Se aprendeu? Tem 12 dias para mostrar se vai apaziguar ou perturbar a região — para clarificar o que quer ou para continuar a dar pistas erráticas, para mostrar que sabe lidar com crises ou responder intempestivamente a elas; os analistas não põem de lado a possibilidade de Kim aproveitar a visita para provocar e há tantas semanas que não faz um ensaio...

O problema, disse outra fonte, é que por mais preparação que exista “nunca se sabe o que ele vai dizer”, disse outra fonte, que aos medos todos acrescentou o receio pelo efeito que o jet-lag pode ter no estado de espírito de Donald Trump.

Ainda não tinha sequer partido e já Trump criava uma crise de nervos na comitiva. Numa entrevista de última hora à Fox News antes de partir, e questionado sobre se o Japão devia estar preocupado com a Coreia do Norte, o Presidente dos EUA disse: “Claro que devem estar preocupados.
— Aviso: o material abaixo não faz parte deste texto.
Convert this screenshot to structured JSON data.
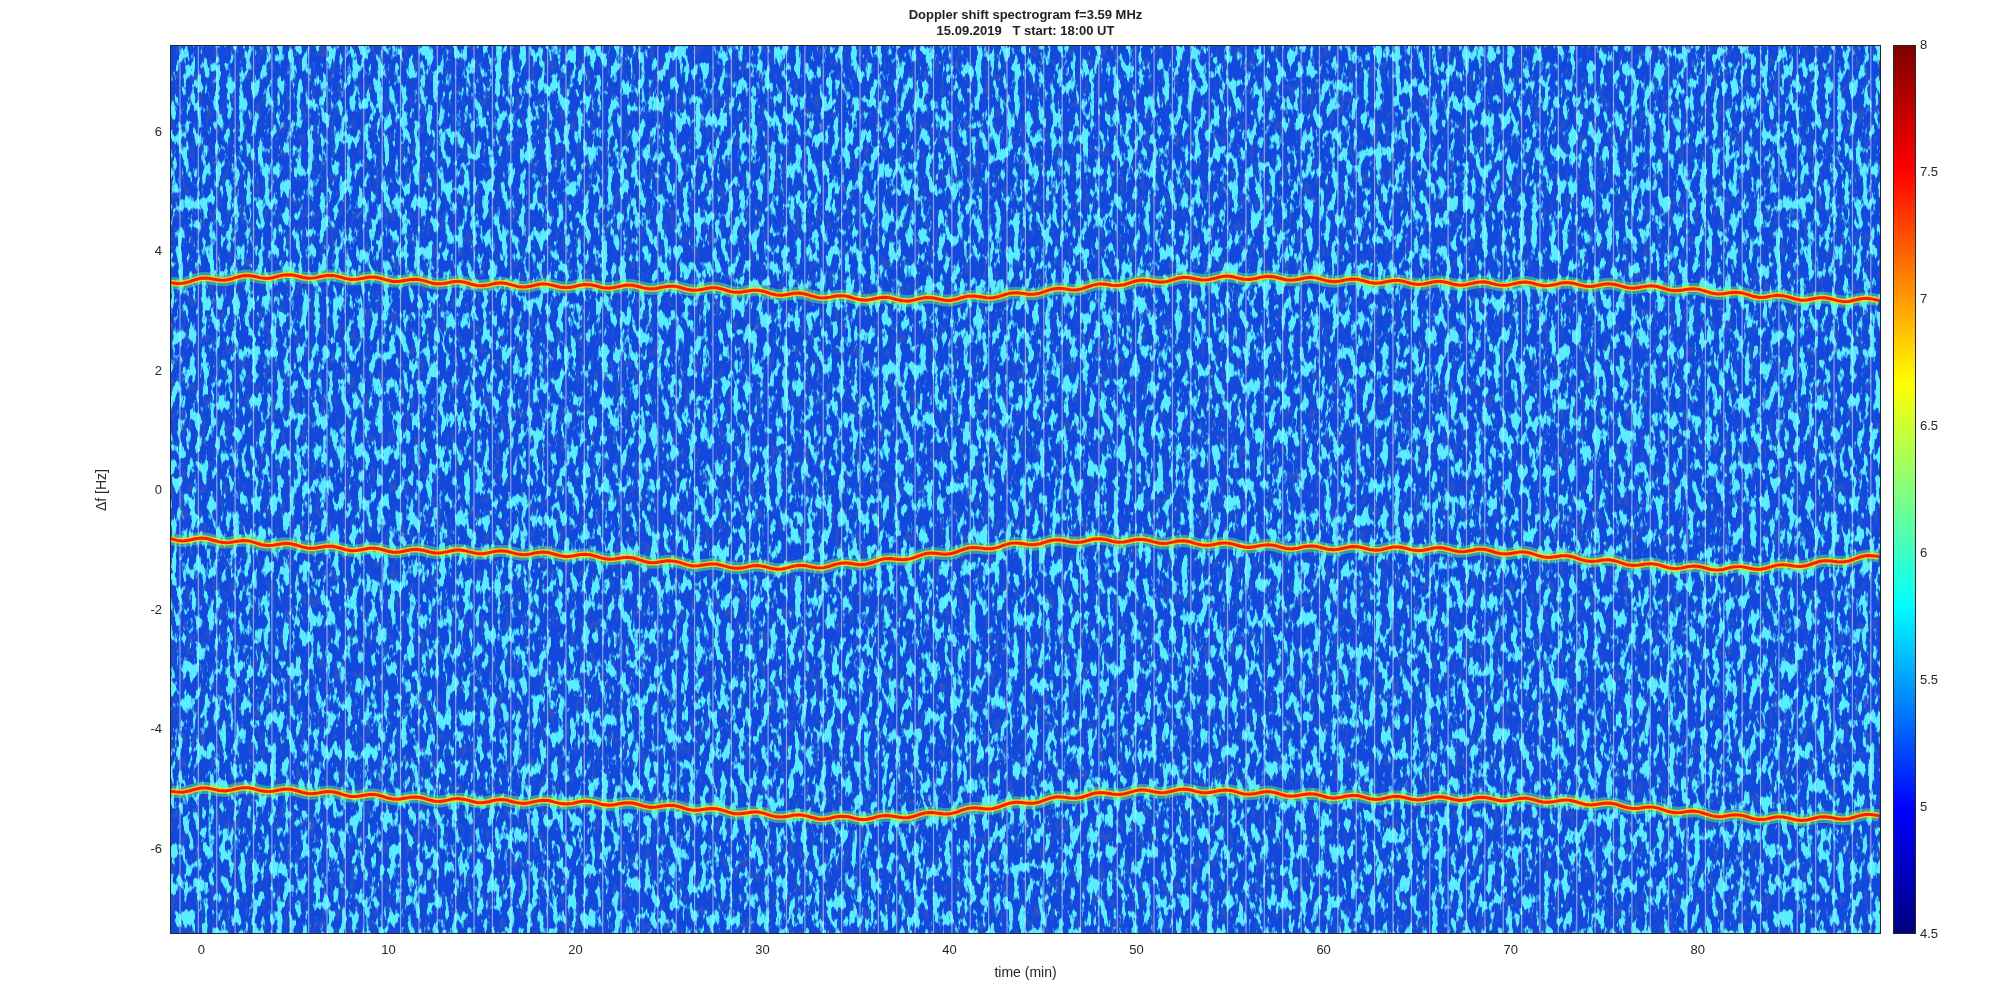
{
  "figure": {
    "title_lines": [
      "Doppler shift spectrogram f=3.59 MHz",
      "15.09.2019   T start: 18:00 UT"
    ],
    "axes": {
      "xlabel": "time (min)",
      "ylabel": "Δf [Hz]",
      "xticks": [
        "0",
        "10",
        "20",
        "30",
        "40",
        "50",
        "60",
        "70",
        "80"
      ],
      "yticks": [
        "6",
        "4",
        "2",
        "0",
        "-2",
        "-4",
        "-6"
      ]
    },
    "colorbar": {
      "ticks": [
        "8",
        "7.5",
        "7",
        "6.5",
        "6",
        "5.5",
        "5",
        "4.5"
      ]
    }
  }
}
Eles estão mesmo perto da Coreia do Norte”. A declaração provocou mal-estar no Japão (que sentiu mais uma vez o aliado a abandoná-lo à sua sorte) e frustração na Coreia do Sul, que sentiu que Trump nem se lembra dela.

Outra citação sobre esta viagem, do analista político americano Charles Pierce: “Que Deus nos ajude”.